NWMEDIA R1B (4 units)

Is Technology Evil?
N. Gutierrez

Session A, MTWTh

Digital Technology has profoundly influenced the ways we live, work and play. From the “disruptive innovations” of the sharing economy to workplace automatization, from social media to streaming entertainment, the standard narrative of new media and technologies tends to be aspirational: digital networks democratize access, increase efficiency and make life more convenient — in short, they change the world, usually for the better. But is the reality of this new technological world purely positive or does with it pose some problems as well?

In this course, we will practice the skills of college level writing and research by carefully questioning popular narratives of digital technology. Do the mass media make us into zombie consumers? Do social media cause isolation? Do search engine algorithms create filter bubbles that polarize culture? We will think about the role of mass media in the production of consuming subjects, of the representations of race, gender and sexuality in new media, of the nature and role of aesthetics and design in contemporary life.

NWMEDIA 90 (4 units)

Digital Storytelling & Cultural Agency
Y. R. Maldonado

Session A, MTW

This course will be a theoretical and hands-on approach to community-based research focused on a scholarly understanding of the production and collection of digital stories. The course will have three areas of study: theories of cultural agency and participatory cultures, a brief introduction to story-telling in 20 th and 21 st Centuries (from ‘testimonio’ to Digital Storytelling, podcasts, twitter and blogs) and the use of new media tools in academic-community collaborations. Students will learn how to design a community-based research project leading to the collection of digital stories with and in a particular community of interest. Students will complete weekly short digital stories in a variety of platforms, two written reports applying theories studied in class to the analysis of a digital story and a final project consisting of either creating a proposal for a community based project or critical considerations in the production and analysis of an original digital story. Some relevant authors to be studied in class will be Antonio Gramsci, Walter Benjamin, Paulo Freire, Roland Barthes, Rigoberta Menchú, Doris Sommer, Diana Taylor, Henry Jenkins, and John Beverley, among others.

NWMEDIA 114 (4 units)

Rhetoric of New Media
Kaitlin Forcier

Session D, MTW

This course will examine major trends in theories of new media, and some of the most common forms through which these media have been conceptualized. The concept of “New Media” is itself one that is constantly being defined and redefined; does thinking about the forms which new media have taken in popular and theoretical discourse help us to an understanding of what defines new media?

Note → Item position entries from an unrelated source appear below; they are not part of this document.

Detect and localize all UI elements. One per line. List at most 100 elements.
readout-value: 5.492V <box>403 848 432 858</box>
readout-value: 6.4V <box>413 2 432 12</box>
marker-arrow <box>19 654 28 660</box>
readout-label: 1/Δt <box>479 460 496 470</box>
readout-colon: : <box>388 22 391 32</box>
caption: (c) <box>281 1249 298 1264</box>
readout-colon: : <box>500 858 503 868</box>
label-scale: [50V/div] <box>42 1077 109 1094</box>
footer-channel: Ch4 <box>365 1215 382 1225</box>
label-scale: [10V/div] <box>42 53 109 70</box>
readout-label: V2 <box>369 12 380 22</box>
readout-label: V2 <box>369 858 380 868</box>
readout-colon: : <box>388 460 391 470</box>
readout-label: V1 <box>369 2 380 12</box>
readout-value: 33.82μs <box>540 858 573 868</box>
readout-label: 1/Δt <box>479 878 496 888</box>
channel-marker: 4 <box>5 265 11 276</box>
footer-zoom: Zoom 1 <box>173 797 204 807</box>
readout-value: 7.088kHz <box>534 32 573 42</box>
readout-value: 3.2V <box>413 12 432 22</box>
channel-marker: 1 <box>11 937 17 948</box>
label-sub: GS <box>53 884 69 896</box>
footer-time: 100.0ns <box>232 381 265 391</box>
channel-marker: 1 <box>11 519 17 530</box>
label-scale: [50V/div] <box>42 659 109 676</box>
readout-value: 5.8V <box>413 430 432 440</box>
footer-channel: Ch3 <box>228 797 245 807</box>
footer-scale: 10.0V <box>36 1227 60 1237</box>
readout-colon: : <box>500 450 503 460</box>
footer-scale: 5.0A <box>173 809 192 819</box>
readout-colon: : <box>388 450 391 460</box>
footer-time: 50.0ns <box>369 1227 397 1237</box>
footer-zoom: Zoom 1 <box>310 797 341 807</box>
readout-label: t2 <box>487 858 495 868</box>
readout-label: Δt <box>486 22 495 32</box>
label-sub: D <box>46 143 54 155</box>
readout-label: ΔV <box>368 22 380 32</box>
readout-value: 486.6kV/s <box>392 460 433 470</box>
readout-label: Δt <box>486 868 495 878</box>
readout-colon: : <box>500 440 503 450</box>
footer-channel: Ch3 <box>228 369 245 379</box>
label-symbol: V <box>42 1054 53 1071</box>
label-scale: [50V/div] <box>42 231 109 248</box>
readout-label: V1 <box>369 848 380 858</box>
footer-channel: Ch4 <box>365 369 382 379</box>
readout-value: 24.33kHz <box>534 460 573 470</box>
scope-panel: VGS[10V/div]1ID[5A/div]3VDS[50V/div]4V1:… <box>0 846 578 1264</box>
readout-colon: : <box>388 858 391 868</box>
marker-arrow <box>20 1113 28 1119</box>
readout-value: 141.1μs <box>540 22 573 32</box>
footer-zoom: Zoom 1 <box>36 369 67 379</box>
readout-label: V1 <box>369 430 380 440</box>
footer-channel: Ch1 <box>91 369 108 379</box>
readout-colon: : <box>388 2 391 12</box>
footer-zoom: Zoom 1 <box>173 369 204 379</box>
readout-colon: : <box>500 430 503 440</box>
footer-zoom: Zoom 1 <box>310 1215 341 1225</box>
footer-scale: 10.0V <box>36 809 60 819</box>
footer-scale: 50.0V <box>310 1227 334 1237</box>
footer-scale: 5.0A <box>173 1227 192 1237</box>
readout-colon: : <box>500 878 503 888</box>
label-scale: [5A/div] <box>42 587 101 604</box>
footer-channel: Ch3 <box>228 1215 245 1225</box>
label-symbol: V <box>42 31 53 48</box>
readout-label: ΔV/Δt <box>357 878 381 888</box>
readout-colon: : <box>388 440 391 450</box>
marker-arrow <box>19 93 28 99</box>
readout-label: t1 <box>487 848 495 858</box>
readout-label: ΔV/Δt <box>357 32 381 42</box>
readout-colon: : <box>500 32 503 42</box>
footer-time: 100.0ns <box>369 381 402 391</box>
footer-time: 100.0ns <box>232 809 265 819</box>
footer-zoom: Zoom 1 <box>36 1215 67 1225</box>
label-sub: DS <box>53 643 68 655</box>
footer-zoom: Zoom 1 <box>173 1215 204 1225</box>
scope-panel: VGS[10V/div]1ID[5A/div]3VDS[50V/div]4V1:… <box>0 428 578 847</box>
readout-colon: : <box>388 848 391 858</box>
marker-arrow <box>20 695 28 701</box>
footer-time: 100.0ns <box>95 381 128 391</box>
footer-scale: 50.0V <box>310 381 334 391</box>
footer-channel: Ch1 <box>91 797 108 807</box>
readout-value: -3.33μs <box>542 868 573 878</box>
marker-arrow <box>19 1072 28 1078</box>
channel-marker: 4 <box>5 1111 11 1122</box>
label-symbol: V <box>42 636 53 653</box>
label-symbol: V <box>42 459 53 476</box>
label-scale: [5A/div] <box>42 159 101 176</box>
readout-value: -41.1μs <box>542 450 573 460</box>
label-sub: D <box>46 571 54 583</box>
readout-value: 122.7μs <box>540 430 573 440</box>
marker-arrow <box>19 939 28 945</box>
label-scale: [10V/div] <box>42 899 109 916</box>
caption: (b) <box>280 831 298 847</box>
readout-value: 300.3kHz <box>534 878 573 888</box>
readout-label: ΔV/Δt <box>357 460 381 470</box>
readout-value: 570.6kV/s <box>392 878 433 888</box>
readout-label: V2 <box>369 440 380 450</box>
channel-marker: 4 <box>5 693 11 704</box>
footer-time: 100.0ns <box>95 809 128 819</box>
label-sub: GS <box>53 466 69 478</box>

We will examine particular examples of new media forms – network, protocol, cyborg, and remediation – to consider the following questions: What are the forms of new media? Why have new media been conceptualized in these ways? What are the areas of intersection amongst these forms? How have these forms arisen, and what discourses have shaped them?

Our objects of study will draw from a broad range of new media, including digital images, social media, videogames, web applications, new media art.